웹브라우저가 http를 통해 서버에 헤더를 붙여 request하면 

서버 역시 헤더에 정보를 붙여 response, html코드화하고

웹브라우져가 렌더링 통해 화면을 띄우는 구조

하위에 TCP/IP 


#### 크롤링시 조심
1. 컨텐츠에 지적재산권이 있는지
2. 크롤링이 사이트에 부담을 주는지
3. 사이트 이용방침을 위반하지 않는지
4. 사용자의 민감한 정보를 가져오지 않는지
5. 가져온 컨텐츠를 적합한 사용표준하에 사용하는지

#### robots.txt

crawler 같은 bot의 접근을 제어하기 위한 규약

https://www.google.co.kr/robots.txt

Disallow: /search

Allow: /search/about
Allow: /search/static
...

#### 사용된 웹 기술 확인

In [12]:
import builtwith

print(builtwith.parse('https://www.google.com')) #정상적 접근아님
print(builtwith.parse('https://www.naver.com'))
print(builtwith.parse('https://www.wordpress.com'))

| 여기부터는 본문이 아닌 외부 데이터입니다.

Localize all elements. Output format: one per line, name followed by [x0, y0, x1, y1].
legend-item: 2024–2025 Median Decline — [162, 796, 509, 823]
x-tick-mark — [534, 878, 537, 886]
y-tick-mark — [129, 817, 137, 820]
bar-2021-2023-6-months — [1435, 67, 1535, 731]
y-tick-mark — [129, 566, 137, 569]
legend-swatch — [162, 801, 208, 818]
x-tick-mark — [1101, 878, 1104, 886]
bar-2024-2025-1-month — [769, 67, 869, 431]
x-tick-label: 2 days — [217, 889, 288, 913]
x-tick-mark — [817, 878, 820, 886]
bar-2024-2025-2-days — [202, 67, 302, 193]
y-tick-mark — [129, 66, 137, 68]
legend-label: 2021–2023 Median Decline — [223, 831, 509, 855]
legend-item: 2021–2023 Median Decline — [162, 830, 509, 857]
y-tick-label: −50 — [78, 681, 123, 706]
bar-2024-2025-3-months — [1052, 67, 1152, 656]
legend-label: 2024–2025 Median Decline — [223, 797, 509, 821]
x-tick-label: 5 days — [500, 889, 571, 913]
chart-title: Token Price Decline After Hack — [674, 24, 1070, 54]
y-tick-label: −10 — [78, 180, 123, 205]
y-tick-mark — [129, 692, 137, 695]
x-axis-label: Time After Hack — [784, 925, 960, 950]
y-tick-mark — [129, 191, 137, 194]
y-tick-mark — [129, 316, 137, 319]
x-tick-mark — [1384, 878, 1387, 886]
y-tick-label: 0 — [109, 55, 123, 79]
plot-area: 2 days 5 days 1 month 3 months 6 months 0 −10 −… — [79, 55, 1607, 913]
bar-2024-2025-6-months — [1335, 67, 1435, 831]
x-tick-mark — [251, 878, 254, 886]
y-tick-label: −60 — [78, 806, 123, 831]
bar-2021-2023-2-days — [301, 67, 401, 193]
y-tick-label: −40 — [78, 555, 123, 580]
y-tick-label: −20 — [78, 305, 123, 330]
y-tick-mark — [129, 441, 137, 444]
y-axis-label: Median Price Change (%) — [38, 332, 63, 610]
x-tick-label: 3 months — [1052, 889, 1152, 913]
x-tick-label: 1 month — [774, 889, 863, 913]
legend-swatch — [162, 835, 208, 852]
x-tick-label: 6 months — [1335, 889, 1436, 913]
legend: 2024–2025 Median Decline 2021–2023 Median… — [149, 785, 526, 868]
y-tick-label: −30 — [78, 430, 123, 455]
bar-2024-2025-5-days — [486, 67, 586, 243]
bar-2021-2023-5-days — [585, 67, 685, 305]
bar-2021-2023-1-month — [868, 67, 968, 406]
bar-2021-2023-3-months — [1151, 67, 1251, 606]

{'web-servers': ['Google Web Server']}
{}
{'web-servers': ['Nginx'], 'font-scripts': ['Google Font API'], 'ecommerce': ['WooCommerce'], 'cms': ['WordPress'], 'programming-languages': ['PHP'], 'blogs': ['PHP', 'WordPress']}


#### 웹사이트 소유자 확인

In [13]:
import whois

print(whois.whois("naver.com"))
print(whois.whois("sogang.ac.kr"))

{
  "domain_name": [
    "NAVER.COM",
    "naver.com"
  ],
  "registrar": "Gabia, Inc.",
  "whois_server": "whois.gabia.com",
  "referral_url": null,
  "updated_date": [
    "2016-08-05 06:37:57",
    "2018-02-28 11:27:15"
  ],
  "creation_date": [
    "1997-09-12 04:00:00",
    "1997-09-12 00:00:00"
  ],
  "expiration_date": [
    "2023-09-11 04:00:00",
    "2023-09-11 00:00:00"
  ],
  "name_servers": [
    "NS1.NAVER.COM",
    "NS2.NAVER.COM",
    "ns1.naver.com",
    "ns2.naver.com"
  ],
  "status": [
    "clientDeleteProhibited https://icann.org/epp#clientDeleteProhibited",
    "clientTransferProhibited https://icann.org/epp#clientTransferProhibited",
    "clientUpdateProhibited https://icann.org/epp#clientUpdateProhibited",
    "ok https://icann.org/epp#ok"
  ],
  "emails": [
    "white.4818@navercorp.com",
    "dl_ssl@navercorp.com",
    "abuse@gabia.com"
  ],
  "dnssec": "unsigned",
  "name": "NAVER Corp.",
  "org": "NAVER Corp.",
  "address": "6 Buljung-ro, Bundang-gu, Seongnam

#### 웹사이트 다운로드

In [14]:
import urllib
from urllib.request import urlopen

![](https://user-images.githubusercontent.com/38183218/42746165-7451e354-8911-11e8-93de-8822f34665ca.PNG)
![](https://user-images.githubusercontent.com/38183218/42746166-7477cb14-8911-11e8-81da-1a53595e2c68.PNG)

In [15]:
resp = urlopen("https://python.org") # url을 열어 웹의 내용을 받아오겠다는 request

In [17]:
html = resp.read() #바이트로 들어있는 html을 읽어옴

In [19]:
html.decode('utf-8')



![](https://user-images.githubusercontent.com/38183218/42746167-749c5eb6-8911-11e8-959b-1ab9cbdc10e1.PNG)
![](https://user-images.githubusercontent.com/38183218/42746168-74d641bc-8911-11e8-8239-711beb7ec91a.PNG)

In [24]:
# 쿼리 포함한 url(search에 던지는 url)
#  HTTP Error 403: Forbidden
# resp = urlopen("https://www.google.co.kr/search?q=%EC%B9%B4%EC%9D%B4%EC%8A%A4%ED%8A%B8+%EB%A7%90%EB%AD%89%EC%B9%98&sa=X&ved=0ahUKEwjSj_Ky4KLcAhWRFogKHZZ0C_kQ1QIIuQEoBg&biw=1536&bih=759")
# resp = urlopen("https://search.naver.com/search.naver?where=nexearch&sm=top_hty&fbm=1&ie=utf8&query=%EB%A7%90%EB%AD%89%EC%B9%98")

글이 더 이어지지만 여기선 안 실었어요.